# SQL Tutorial 5 Aggregating Data

## SQL Aggregating Data with Example

Aggregating data in SQL involves the use of aggregate functions that perform calculations on a set of values and return a single value.

Some common aggregate functions include COUNT, SUM, AVG, MIN, and MAX. Here’s an example of how to use these functions in SQL queries:

Let’s consider a simple table Orders:

CREATE TABLE Orders (

OrderID int,

CustomerID int,

OrderDate date,

Amount float

);

INSERT INTO Orders (OrderID, CustomerID, OrderDate, Amount)

VALUES

(1, 101, ‘2023-10-01’, 100.5),

(2, 102, ‘2023-10-02’, 75.2),

(3, 103, ‘2023-10-03’, 50.0),

(4, 101, ‘2023-10-04’, 200.3),

(5, 101, ‘2023-10-05’, 125.0),

(6, 103, ‘2023-10-06’, 180.5);

Now, we can use various aggregate functions to perform analysis on this data:

COUNT – Counts the number of records that meet a certain condition.

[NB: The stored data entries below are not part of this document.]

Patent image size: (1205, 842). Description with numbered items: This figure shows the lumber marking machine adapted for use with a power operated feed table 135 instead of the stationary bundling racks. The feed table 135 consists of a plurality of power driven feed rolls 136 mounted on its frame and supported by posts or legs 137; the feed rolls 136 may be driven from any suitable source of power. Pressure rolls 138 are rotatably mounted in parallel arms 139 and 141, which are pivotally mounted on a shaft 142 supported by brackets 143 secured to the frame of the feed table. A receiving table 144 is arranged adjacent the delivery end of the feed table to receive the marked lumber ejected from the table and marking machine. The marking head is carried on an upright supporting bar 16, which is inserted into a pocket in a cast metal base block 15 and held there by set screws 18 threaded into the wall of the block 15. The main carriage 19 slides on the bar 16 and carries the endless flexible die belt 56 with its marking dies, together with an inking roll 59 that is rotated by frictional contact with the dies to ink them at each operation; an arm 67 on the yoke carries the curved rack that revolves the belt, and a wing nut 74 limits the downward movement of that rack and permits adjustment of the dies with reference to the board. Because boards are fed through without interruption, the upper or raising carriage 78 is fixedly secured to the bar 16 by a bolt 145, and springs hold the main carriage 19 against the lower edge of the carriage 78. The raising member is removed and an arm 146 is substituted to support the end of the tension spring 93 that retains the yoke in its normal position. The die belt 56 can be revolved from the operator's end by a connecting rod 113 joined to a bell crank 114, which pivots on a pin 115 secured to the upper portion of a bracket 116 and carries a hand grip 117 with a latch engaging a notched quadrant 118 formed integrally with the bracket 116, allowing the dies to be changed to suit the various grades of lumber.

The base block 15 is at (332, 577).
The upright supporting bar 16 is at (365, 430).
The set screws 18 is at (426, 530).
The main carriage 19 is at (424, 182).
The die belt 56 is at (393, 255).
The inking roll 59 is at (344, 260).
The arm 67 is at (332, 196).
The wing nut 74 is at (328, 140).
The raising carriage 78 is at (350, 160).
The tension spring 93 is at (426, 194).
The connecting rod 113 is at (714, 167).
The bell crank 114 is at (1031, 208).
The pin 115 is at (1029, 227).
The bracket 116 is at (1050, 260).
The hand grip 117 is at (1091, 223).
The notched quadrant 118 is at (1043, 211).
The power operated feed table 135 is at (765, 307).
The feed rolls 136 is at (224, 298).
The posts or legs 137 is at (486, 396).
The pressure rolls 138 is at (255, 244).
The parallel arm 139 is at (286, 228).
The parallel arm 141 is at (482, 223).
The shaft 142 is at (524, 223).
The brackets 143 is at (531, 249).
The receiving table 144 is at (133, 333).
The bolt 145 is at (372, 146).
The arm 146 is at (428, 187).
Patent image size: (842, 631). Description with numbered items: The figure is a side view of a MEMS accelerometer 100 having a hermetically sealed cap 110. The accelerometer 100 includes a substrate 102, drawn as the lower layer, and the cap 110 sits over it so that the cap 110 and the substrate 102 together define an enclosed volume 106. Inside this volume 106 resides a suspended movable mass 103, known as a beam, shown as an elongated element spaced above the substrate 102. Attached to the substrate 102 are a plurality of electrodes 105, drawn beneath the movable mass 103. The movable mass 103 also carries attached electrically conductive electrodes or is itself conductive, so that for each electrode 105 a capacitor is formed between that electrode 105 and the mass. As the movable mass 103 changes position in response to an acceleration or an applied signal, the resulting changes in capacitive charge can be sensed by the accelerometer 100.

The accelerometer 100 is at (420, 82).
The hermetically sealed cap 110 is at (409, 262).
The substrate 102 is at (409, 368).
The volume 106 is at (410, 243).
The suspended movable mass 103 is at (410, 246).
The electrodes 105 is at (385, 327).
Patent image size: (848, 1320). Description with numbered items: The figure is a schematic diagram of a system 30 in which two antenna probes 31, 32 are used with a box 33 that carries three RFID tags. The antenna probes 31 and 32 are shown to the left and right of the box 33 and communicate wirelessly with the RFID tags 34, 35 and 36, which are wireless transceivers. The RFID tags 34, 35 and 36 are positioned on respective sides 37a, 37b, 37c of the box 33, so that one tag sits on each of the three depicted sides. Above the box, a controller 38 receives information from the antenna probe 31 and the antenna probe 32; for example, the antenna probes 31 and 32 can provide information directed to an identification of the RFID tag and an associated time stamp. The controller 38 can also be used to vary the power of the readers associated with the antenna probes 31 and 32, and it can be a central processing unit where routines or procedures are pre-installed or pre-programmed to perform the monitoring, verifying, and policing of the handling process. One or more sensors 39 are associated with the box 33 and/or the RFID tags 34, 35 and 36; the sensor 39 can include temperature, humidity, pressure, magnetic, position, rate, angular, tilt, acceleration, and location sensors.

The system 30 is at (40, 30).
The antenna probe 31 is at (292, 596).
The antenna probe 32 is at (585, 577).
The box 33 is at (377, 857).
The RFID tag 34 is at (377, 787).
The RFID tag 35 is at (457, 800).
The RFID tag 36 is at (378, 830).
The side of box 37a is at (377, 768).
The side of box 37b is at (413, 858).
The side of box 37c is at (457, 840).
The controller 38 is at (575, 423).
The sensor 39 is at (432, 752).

SELECT COUNT(*) AS TotalOrders FROM Orders;

SUM – Calculates the sum of a numeric column.

SELECT SUM(Amount) AS TotalAmount FROM Orders;

AVG – Calculates the average of a numeric column.

SELECT AVG(Amount) AS AverageAmount FROM Orders;

MIN – Finds the minimum value in a column.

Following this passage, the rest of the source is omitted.